You might laugh at those reasons for objecting to liquor samples. But Maureen Busalacchi of “Health First Wisconsin,” fears just that: “[it]…sends the wrong message, particularly to children, about the state’s ‘drinking culture.’” Using her theory then apparently we shouldn’t take underage kids to a Packer game.
Mr. Rehorst counters her point more eloquently: “There haven’t been major problems within the 34 states that allow liquor tastings… I have no desire to throw a party… we’re not interested in giving away our production willy-nilly.” In other words, Ms. Busalacchi, this isn’t a frat house on State Street. Responsible shoppers in a suburban grocery store aren’t going to get blitzed while picking up milk and bread after work.
Our previous governor, Jim Doyle, was clearly not pro-small business. Thanks to Doyle's 2007 veto of a provision in the state budget, liquor samples are still not allowed.

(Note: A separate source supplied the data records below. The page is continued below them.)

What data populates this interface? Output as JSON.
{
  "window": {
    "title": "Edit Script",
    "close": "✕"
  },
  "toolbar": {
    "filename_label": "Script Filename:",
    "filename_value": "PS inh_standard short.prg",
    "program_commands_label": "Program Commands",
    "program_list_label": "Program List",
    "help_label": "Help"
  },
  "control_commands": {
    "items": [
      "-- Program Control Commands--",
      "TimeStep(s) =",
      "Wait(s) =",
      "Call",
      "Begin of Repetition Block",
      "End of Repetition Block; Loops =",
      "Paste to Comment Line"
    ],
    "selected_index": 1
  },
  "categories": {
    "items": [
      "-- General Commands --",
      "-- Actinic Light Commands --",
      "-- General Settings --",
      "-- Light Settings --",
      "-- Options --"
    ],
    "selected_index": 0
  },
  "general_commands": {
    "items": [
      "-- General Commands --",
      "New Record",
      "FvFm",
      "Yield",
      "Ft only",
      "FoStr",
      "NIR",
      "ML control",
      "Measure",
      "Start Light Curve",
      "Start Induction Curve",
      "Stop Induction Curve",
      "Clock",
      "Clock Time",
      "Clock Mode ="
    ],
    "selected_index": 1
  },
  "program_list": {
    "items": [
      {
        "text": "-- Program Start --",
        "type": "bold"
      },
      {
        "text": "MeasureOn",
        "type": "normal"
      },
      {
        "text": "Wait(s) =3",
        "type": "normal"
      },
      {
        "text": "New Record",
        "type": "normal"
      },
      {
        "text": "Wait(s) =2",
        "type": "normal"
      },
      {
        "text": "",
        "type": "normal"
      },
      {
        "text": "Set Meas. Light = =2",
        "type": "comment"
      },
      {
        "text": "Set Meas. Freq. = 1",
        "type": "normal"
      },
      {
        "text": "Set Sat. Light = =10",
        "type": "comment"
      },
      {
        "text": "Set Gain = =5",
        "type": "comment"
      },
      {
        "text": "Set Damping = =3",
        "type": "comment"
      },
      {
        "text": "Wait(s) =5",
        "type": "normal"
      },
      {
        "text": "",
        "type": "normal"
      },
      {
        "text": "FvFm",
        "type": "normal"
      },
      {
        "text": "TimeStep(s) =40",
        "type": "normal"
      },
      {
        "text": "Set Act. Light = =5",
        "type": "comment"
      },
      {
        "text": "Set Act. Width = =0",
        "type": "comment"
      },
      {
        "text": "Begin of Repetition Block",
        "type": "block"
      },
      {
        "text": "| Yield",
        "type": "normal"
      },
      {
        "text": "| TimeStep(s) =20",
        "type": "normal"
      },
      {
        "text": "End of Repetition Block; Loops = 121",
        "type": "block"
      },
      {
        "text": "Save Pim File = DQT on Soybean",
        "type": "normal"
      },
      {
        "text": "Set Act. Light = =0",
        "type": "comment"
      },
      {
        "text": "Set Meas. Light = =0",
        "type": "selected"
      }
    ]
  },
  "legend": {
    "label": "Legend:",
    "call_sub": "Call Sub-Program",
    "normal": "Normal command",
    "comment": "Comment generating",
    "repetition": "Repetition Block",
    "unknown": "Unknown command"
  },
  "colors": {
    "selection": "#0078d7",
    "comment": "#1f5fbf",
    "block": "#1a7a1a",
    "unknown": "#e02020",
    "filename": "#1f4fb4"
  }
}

Hopefully Senate Bill 535 will be a step in the right direction. Because right now, Mr. Rehorst sums it up perfectly: “Our neighboring states treat Wisconsin distilleries better than we do.”
You can read more here.
Allowing Wisconsin craft distillers the same privileges as wine and beer distributors have in grocery stores? A pro-business no-brainer AND a Culinary Yes Yes!